The story goes something like this. It was a cold rainy morning in 1937. Robert Corn was with his father, John, and a neighbor, hunting on Duncan Ridge. There they came upon a man digging along a creek bank. He was unkempt, dirty and looked like a hobo. The hunters learned from him that he had made himself a temporary shelter from bark but would like a more permanent place to stay while prospecting for gold.

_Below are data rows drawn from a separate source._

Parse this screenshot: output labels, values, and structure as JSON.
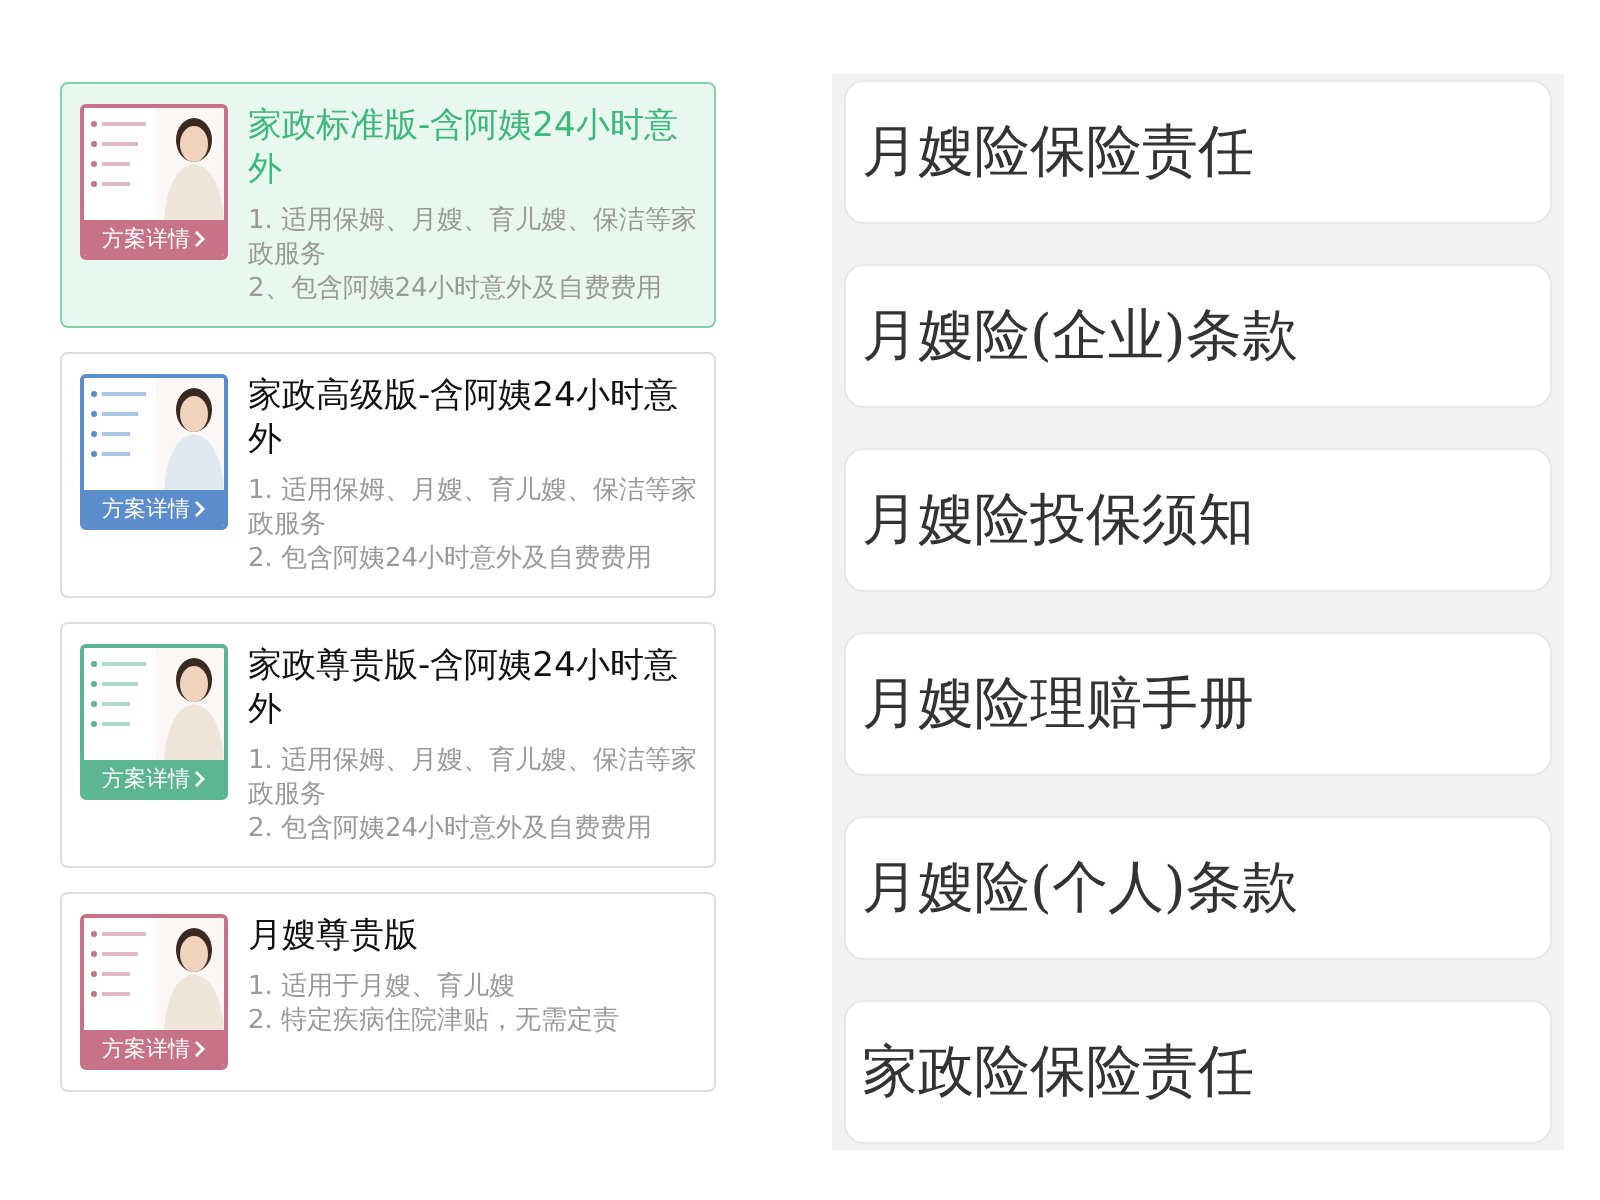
{
  "plans": [
    {
      "title": "家政标准版-含阿姨24小时意外",
      "details_label": "方案详情",
      "color": "#c8728a",
      "selected": true,
      "lines": [
        "1. 适用保姆、月嫂、育儿嫂、保洁等家政服务",
        "2、包含阿姨24小时意外及自费费用"
      ]
    },
    {
      "title": "家政高级版-含阿姨24小时意外",
      "details_label": "方案详情",
      "color": "#5b8ccc",
      "selected": false,
      "lines": [
        "1. 适用保姆、月嫂、育儿嫂、保洁等家政服务",
        "2. 包含阿姨24小时意外及自费费用"
      ]
    },
    {
      "title": "家政尊贵版-含阿姨24小时意外",
      "details_label": "方案详情",
      "color": "#5cb592",
      "selected": false,
      "lines": [
        "1. 适用保姆、月嫂、育儿嫂、保洁等家政服务",
        "2. 包含阿姨24小时意外及自费费用"
      ]
    },
    {
      "title": "月嫂尊贵版",
      "details_label": "方案详情",
      "color": "#c8728a",
      "selected": false,
      "lines": [
        "1. 适用于月嫂、育儿嫂",
        "2. 特定疾病住院津贴，无需定责"
      ]
    }
  ],
  "documents": [
    "月嫂险保险责任",
    "月嫂险(企业)条款",
    "月嫂险投保须知",
    "月嫂险理赔手册",
    "月嫂险(个人)条款",
    "家政险保险责任"
  ]
}
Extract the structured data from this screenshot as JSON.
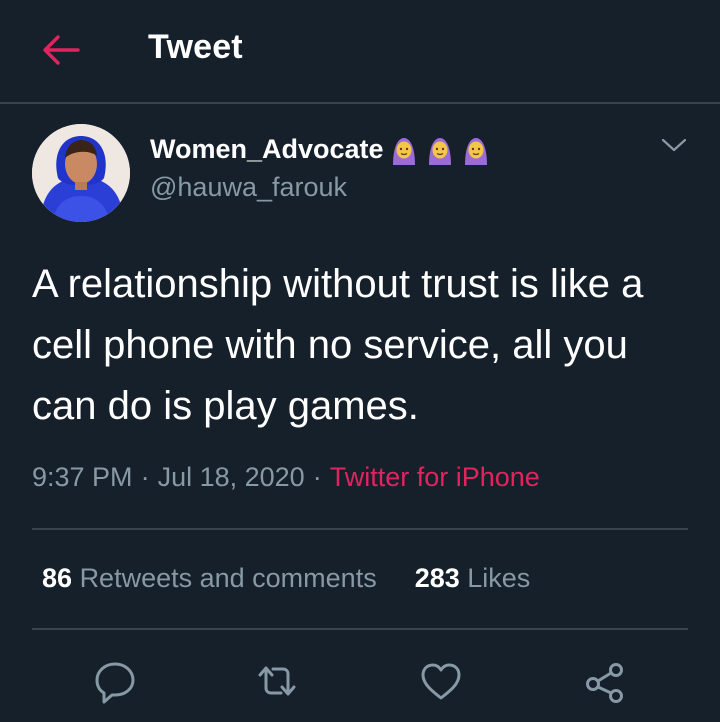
{
  "header": {
    "title": "Tweet"
  },
  "user": {
    "display_name": "Women_Advocate",
    "handle": "@hauwa_farouk",
    "name_emojis": [
      "🧕",
      "🧕",
      "🧕"
    ]
  },
  "tweet": {
    "text": "A relationship without trust is like a cell phone with no service, all you can do is play games.",
    "time": "9:37 PM",
    "date": "Jul 18, 2020",
    "separator": "·",
    "source": "Twitter for iPhone"
  },
  "stats": {
    "retweets_count": "86",
    "retweets_label": "Retweets and comments",
    "likes_count": "283",
    "likes_label": "Likes"
  },
  "colors": {
    "background": "#15202b",
    "accent": "#e0245e",
    "secondary_text": "#8899a6",
    "divider": "#38444d"
  },
  "icons": {
    "back": "back-arrow-icon",
    "more": "chevron-down-icon",
    "reply": "reply-icon",
    "retweet": "retweet-icon",
    "like": "heart-icon",
    "share": "share-icon"
  }
}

The Corn family took him in. They learned his name was C. A. Hamby, he had been born in Western North Carolina, and that he had spent fourteen years teaching in an Indian school in Oklahoma. Mr. Hamby spent most of his days during the next eighteen months out on Coosa Creek and elsewhere digging for gold. He brought in a pound nugget that was assayed at a value of $420.00. In those days, with the nation trying to recuperate from the Great Depression, that was no small find.
With John Corn’s help, Hamby boxed up and shipped forty-five pounds of quartz to a mining company in London, England. The company assayed the ore and made a proposal that if other ore were as rich in gold as the sample, the England Company would finance up to a million dollars to set up mining operations in the area. They instructed C. A. Hamby to purchase mineral rights so that the project could move forward.

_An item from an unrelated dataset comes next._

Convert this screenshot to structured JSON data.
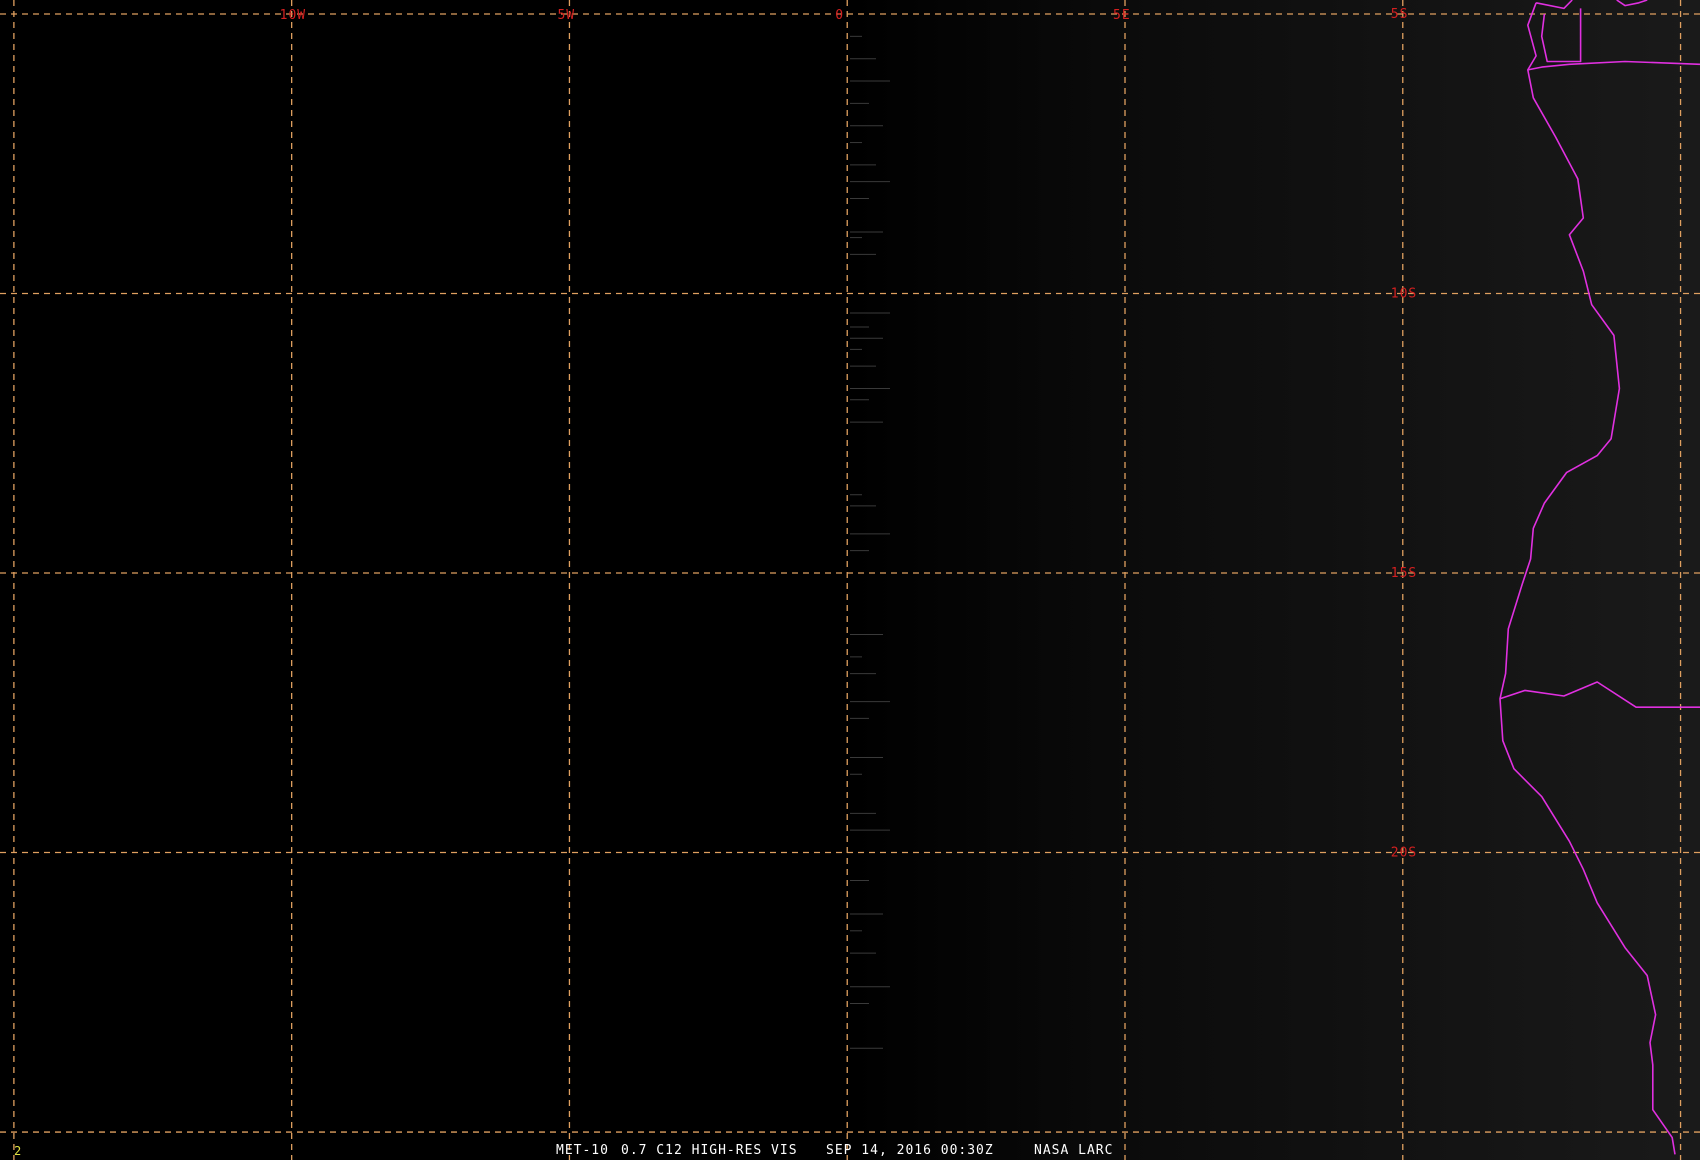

As happens with the best laid plans, history interfered and England declared war on Germany on September 3, 1939. That London Mining Company could not proceed with plans to finance a gold mine in Union County.
However, Mr. Hamby seemed to have an alternative plan. After his eighteen months of prospecting, he told the Corns that he was going to Seymour, Indiana. He knew a wealthy lady there who could finance the venture. He would go, possibly marry her, and then return with the necessary equipment to mine the rich vein of ore he had found. The nuggets had rich gold on one side and were white on the other side.
On November 2, 1939, John Corn walked with his boarder to Owltown Gap. Hamby was carrying a small pouch of gold nuggets and had only the clothes on his back. The men bade each other farewell.
Later in the day, Mr. W. H. Nix saw C. A. Hamby. He was carrying two heavy suitcases which he did not have when he left the Corn residence. Hamby boarded the bus at Harve Davis’s store, still with the two suitcases in tow.
On November 10, 1939, John Corn received a letter from C. A. Hamby. He had, indeed, reached Seymour, Indiana, and there the “wealthy lady” had become his wife. She had agreed to finance the mining venture. He asked Mr. Corn to hire ten to fifteen men to begin mining operations. He would be back soon to supervise the operations.
Who was this wealthy lady? Her name, if ever known in Union County, has been lost to time. But it is reported that she, herself, came to investigate the situation. She said that C. A. Hamby had borrowed $450. 00 from her to go to Pittsburgh, Pennsylvania or to Virginia to purchase mining equipment to send to Union County. As he left her in Indiana, he had the same two heavy suitcases with which he was seen leaving Union County.
The Federal Bureau of Investigation was called into the case. Four men, two in New York and two in San Francisco, were caught trying to smuggle raw gold out of the country. That raw gold, by the nature of its golden patina, was identified as gold from Coosa Creek. Was one of these four men the mysterious C. A. Hamby? Or had he been robbed of his heavy suitcases, maybe even murdered? Were others trying to make a fortune from his eighteen months of prospecting and hiding his gold-filled ore?
The unfinished story of Prospector Hamby and his gold cache lies somewhere in the hidden records of mountain mists. Perhaps someone with a propensity for a novel will delve a little deeper and come up with a like-life story of the Corn family’s boarder who made off with two suitcases of Union County gold ore.